Other key provisions of the credit facility remained as outlined herein and the description herein is qualified in its entirety by the terms and conditions of the original Credit Agreement (a copy of which was filed as Exhibit 99.1 to the current report on Form 8-K dated and filed with the Securities and Exchange Commission on November 20, 2017), the First Amendment, (a copy of which was filed as Exhibit 10.1 to the current report on Form 8-K dated and filed with the Securities and Exchange Commission on July 16, 2021), and the aforementioned Second Amendment (a copy of which is filed with this Report as Exhibit 10.1).

The interest rate is based on the Secured Overnight Financing Rate ("SOFR") plus an applicable margin. The applicable margin ranges from 1.00% to 1.75% and is dependent on the Company’s leverage ratio for the trailing twelve month period.  The interest rates on the Revolver at both December 27, 2024 and December 29, 2023 were approximately 5.5% and 6.5%, respectively. During the Second Amendment Period, the interest rate on borrowings under the Revolver will equal SOFR plus a 1.75% applicable margin.

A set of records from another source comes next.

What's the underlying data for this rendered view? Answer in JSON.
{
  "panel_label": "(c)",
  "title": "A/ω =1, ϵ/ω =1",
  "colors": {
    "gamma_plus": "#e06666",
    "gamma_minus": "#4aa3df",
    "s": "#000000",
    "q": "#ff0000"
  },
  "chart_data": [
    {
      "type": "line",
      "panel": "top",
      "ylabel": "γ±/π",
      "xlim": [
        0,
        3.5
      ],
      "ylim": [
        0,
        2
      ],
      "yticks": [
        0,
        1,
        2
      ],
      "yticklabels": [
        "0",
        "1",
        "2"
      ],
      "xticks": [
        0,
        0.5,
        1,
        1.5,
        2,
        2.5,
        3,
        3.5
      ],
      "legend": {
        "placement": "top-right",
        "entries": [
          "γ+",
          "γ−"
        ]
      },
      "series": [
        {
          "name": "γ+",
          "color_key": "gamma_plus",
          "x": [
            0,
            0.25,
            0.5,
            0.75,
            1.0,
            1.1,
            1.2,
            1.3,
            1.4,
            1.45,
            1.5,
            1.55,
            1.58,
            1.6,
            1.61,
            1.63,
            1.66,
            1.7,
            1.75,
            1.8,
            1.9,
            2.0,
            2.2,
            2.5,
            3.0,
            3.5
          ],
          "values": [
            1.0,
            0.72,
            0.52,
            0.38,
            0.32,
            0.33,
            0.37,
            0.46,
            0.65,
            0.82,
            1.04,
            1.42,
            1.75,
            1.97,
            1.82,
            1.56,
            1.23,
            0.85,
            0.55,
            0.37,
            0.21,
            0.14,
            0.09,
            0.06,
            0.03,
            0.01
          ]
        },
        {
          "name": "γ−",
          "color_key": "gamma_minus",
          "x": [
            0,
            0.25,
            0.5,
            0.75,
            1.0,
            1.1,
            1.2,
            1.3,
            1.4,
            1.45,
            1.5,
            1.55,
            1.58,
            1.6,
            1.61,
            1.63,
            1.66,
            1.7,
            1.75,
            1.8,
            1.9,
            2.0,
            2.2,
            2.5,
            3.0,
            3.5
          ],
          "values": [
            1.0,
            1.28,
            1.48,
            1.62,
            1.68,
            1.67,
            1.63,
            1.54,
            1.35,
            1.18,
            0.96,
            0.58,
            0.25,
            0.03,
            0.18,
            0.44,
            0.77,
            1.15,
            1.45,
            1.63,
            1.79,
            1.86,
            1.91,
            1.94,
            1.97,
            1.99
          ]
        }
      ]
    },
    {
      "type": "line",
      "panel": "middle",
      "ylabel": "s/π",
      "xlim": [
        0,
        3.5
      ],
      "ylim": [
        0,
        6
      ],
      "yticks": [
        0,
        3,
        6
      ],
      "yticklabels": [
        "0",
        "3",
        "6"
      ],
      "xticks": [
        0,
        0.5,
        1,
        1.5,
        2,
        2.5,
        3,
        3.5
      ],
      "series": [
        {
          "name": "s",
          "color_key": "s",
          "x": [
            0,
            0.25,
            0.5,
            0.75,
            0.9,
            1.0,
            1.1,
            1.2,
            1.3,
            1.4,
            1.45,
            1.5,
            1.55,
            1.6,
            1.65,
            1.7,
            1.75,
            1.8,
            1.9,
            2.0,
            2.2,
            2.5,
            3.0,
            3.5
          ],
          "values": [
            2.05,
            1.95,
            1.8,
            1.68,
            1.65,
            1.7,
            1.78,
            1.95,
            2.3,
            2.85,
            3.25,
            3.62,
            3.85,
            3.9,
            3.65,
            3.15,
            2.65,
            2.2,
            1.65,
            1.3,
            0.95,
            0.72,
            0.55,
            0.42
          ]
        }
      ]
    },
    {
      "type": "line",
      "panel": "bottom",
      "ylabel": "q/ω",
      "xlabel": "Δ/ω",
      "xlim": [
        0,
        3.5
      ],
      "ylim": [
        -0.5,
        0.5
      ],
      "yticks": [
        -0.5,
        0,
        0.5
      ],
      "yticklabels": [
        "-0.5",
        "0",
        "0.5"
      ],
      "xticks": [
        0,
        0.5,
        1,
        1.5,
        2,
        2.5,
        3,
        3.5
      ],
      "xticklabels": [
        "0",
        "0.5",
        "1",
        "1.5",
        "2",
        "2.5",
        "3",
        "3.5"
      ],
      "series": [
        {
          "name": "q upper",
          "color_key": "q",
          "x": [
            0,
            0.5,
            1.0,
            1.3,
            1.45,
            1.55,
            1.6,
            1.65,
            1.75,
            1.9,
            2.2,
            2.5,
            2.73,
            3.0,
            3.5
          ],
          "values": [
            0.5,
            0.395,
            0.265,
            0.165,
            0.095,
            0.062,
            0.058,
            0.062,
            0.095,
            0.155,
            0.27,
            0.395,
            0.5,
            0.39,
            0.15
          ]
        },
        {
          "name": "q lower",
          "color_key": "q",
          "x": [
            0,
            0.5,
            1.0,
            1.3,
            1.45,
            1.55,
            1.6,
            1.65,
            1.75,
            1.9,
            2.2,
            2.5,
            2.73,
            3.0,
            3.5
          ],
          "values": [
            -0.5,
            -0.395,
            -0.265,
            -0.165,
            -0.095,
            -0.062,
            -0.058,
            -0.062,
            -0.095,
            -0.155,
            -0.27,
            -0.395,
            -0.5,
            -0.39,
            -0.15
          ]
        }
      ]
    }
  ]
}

The Credit Agreement restricts the Company's ability to incur additional debt, includes maximum leverage ratio and minimum interest coverage ratio covenants and is unsecured, except as noted above during the Second Amendment Period.

Other Borrowings
The Company had no unsecured revolving credit facilities at its foreign subsidiaries as of December 27, 2024 or December 29, 2023.  The Company utilizes letters of credit primarily as security for the payment of future claims under its workers’ compensation insurance, which totaled approximately $67 and $67 as of December 27, 2024 and December 29, 2023, respectively.